According to reports, Hill passed away in his sleep at his Houston, Texas home.
Bandmates Billy Gibbons and Frank Beard issued a statement via social media on Wednesday:
“We are saddened by the news today that our Compadre, Dusty Hill, has passed away in his sleep at home in Houston, TX. We, along with legions of ZZ Top fans around the world, will miss your steadfast presence, your good nature and enduring commitment to providing that monumental bottom to the ‘Top’. We will forever be connected to that “Blues Shuffle in C.” You will be missed greatly, amigo. Frank & Billy”

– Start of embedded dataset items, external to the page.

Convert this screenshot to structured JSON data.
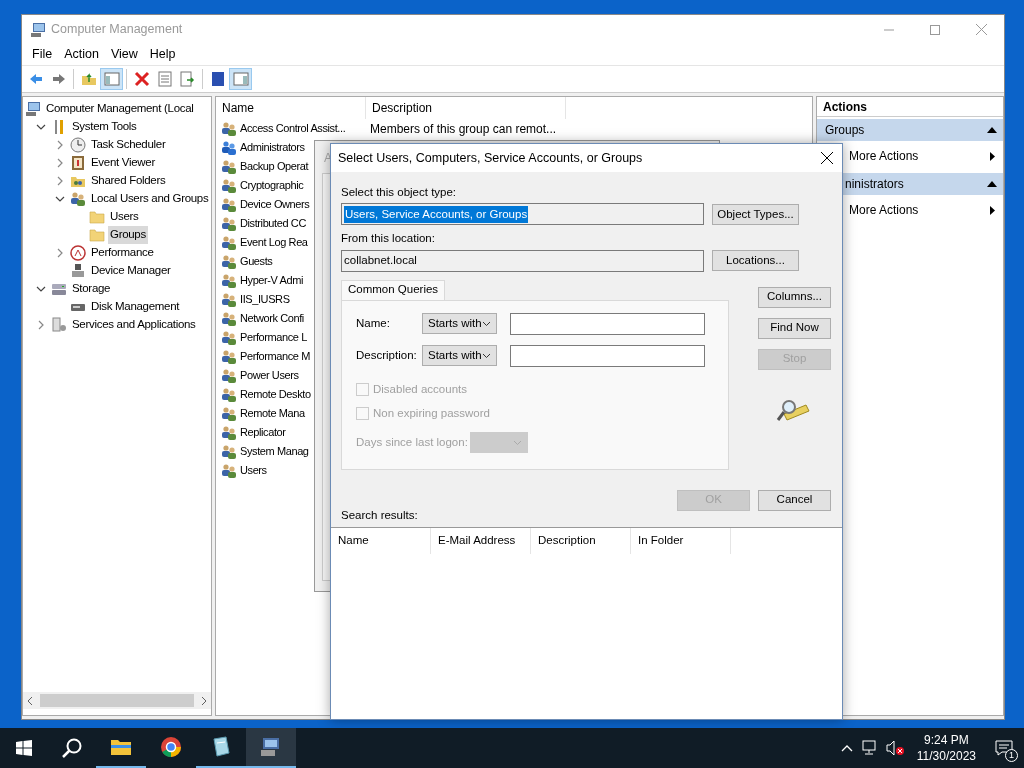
{
  "window": {
    "title": "Computer Management"
  },
  "menu": [
    "File",
    "Action",
    "View",
    "Help"
  ],
  "toolbar": [
    {
      "kind": "back",
      "pressed": false
    },
    {
      "kind": "forward",
      "pressed": false
    },
    {
      "kind": "separator"
    },
    {
      "kind": "up",
      "pressed": false
    },
    {
      "kind": "tree",
      "pressed": true
    },
    {
      "kind": "separator"
    },
    {
      "kind": "delete",
      "pressed": false
    },
    {
      "kind": "properties",
      "pressed": false
    },
    {
      "kind": "export",
      "pressed": false
    },
    {
      "kind": "separator"
    },
    {
      "kind": "help",
      "pressed": false
    },
    {
      "kind": "actionpane",
      "pressed": true
    }
  ],
  "tree": [
    {
      "label": "Computer Management (Local",
      "kind": "computer",
      "selected": false,
      "children": [
        {
          "label": "System Tools",
          "kind": "tools",
          "expanded": true,
          "selected": false,
          "children": [
            {
              "label": "Task Scheduler",
              "kind": "scheduler",
              "expanded": false,
              "selected": false
            },
            {
              "label": "Event Viewer",
              "kind": "viewer",
              "expanded": false,
              "selected": false
            },
            {
              "label": "Shared Folders",
              "kind": "shares",
              "expanded": false,
              "selected": false
            },
            {
              "label": "Local Users and Groups",
              "kind": "users",
              "expanded": true,
              "selected": false,
              "children": [
                {
                  "label": "Users",
                  "kind": "folder",
                  "selected": false
                },
                {
                  "label": "Groups",
                  "kind": "folder",
                  "selected": true
                }
              ]
            },
            {
              "label": "Performance",
              "kind": "performance",
              "expanded": false,
              "selected": false
            },
            {
              "label": "Device Manager",
              "kind": "device",
              "selected": false
            }
          ]
        },
        {
          "label": "Storage",
          "kind": "storage",
          "expanded": true,
          "selected": false,
          "children": [
            {
              "label": "Disk Management",
              "kind": "disk",
              "selected": false
            }
          ]
        },
        {
          "label": "Services and Applications",
          "kind": "services",
          "expanded": false,
          "selected": false
        }
      ]
    }
  ],
  "list": {
    "columns": [
      "Name",
      "Description"
    ],
    "rows": [
      {
        "name": "Access Control Assist...",
        "description": "Members of this group can remot...",
        "selected": false
      },
      {
        "name": "Administrators",
        "selected": true
      },
      {
        "name": "Backup Operat",
        "selected": false
      },
      {
        "name": "Cryptographic",
        "selected": false
      },
      {
        "name": "Device Owners",
        "selected": false
      },
      {
        "name": "Distributed CC",
        "selected": false
      },
      {
        "name": "Event Log Rea",
        "selected": false
      },
      {
        "name": "Guests",
        "selected": false
      },
      {
        "name": "Hyper-V Admi",
        "selected": false
      },
      {
        "name": "IIS_IUSRS",
        "selected": false
      },
      {
        "name": "Network Confi",
        "selected": false
      },
      {
        "name": "Performance L",
        "selected": false
      },
      {
        "name": "Performance M",
        "selected": false
      },
      {
        "name": "Power Users",
        "selected": false
      },
      {
        "name": "Remote Deskto",
        "selected": false
      },
      {
        "name": "Remote Mana",
        "selected": false
      },
      {
        "name": "Replicator",
        "selected": false
      },
      {
        "name": "System Manag",
        "selected": false
      },
      {
        "name": "Users",
        "selected": false
      }
    ]
  },
  "actions": {
    "header": "Actions",
    "sections": [
      {
        "title": "Groups",
        "items": [
          "More Actions"
        ]
      },
      {
        "title": "ninistrators",
        "items": [
          "More Actions"
        ]
      }
    ]
  },
  "background_window": {
    "title": "A"
  },
  "dialog": {
    "title": "Select Users, Computers, Service Accounts, or Groups",
    "object_type_label": "Select this object type:",
    "object_type": "Users, Service Accounts, or Groups",
    "object_types_button": "Object Types...",
    "location_label": "From this location:",
    "location": "collabnet.local",
    "locations_button": "Locations...",
    "tabs": [
      {
        "label": "Common Queries",
        "selected": true
      }
    ],
    "queries": [
      {
        "label": "Name:",
        "operator": "Starts with"
      },
      {
        "label": "Description:",
        "operator": "Starts with"
      }
    ],
    "checkboxes": [
      {
        "label": "Disabled accounts",
        "checked": false,
        "disabled": true
      },
      {
        "label": "Non expiring password",
        "checked": false,
        "disabled": true
      }
    ],
    "days_label": "Days since last logon:",
    "side_buttons": [
      {
        "label": "Columns...",
        "disabled": false
      },
      {
        "label": "Find Now",
        "disabled": false
      },
      {
        "label": "Stop",
        "disabled": true
      }
    ],
    "ok": {
      "label": "OK",
      "disabled": true
    },
    "cancel": {
      "label": "Cancel",
      "disabled": false
    },
    "results_label": "Search results:",
    "result_columns": [
      "Name",
      "E-Mail Address",
      "Description",
      "In Folder"
    ]
  },
  "taskbar": {
    "apps": [
      {
        "kind": "explorer",
        "running": true,
        "active": false
      },
      {
        "kind": "chrome",
        "running": false,
        "active": false
      },
      {
        "kind": "notepad",
        "running": true,
        "active": false
      },
      {
        "kind": "compmgmt",
        "running": true,
        "active": true
      }
    ],
    "time": "9:24 PM",
    "date": "11/30/2023",
    "notifications": "1"
  }
}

According to a Facebook post by the band, Hill recently suffered a hip injury, preventing him from touring with the band. At that time, the band said its longtime guitar tech, Elwood Francis, would fill in on bass, slide guitar and harmonica.
Upcoming performances for the trio included a Las Vegas residency at The Venetian Resort scheduled to begin Oct. 8.
Born Joe Michael Hill in Dallas, he, Gibbons and Beard formed ZZ Top in Houston in 1969. The band released its first album, titled “ZZ Top’s First Album,” in 1970. Three years later it scored its breakthrough hit, “La Grange,” which is an ode to the Chicken Ranch, a notorious brothel outside of a Texas town by that name.
The band went on to chart the hits “Tush” in 1975, “Sharp Dressed Man,” “Legs” and “Gimme All Your Lovin’” in 1983, and “Rough Boy” and “Sleeping Bag” in 1985.
In addition to making music, movie/TV fans will remember Hill for his on-screen appearances in “Back to the Future Part III” and “Deadwood.”
ZZ Top was inducted into the Rock and Roll Hall of Fame in 2004. In his introductory remarks at the ceremony, the Rolling Stones’ Keith Richards said: “These cats know their blues and they know how to dress it up. When I first saw them, I thought, ‘I hope these guys are not on the run, because that disguise is not going to work.’”
That look — with all three members wearing dark sunglasses and the two frontmen sporting long, wispy beards — became so iconic as to be the subject of a New Yorker cartoon and a joke on “The Simpsons.”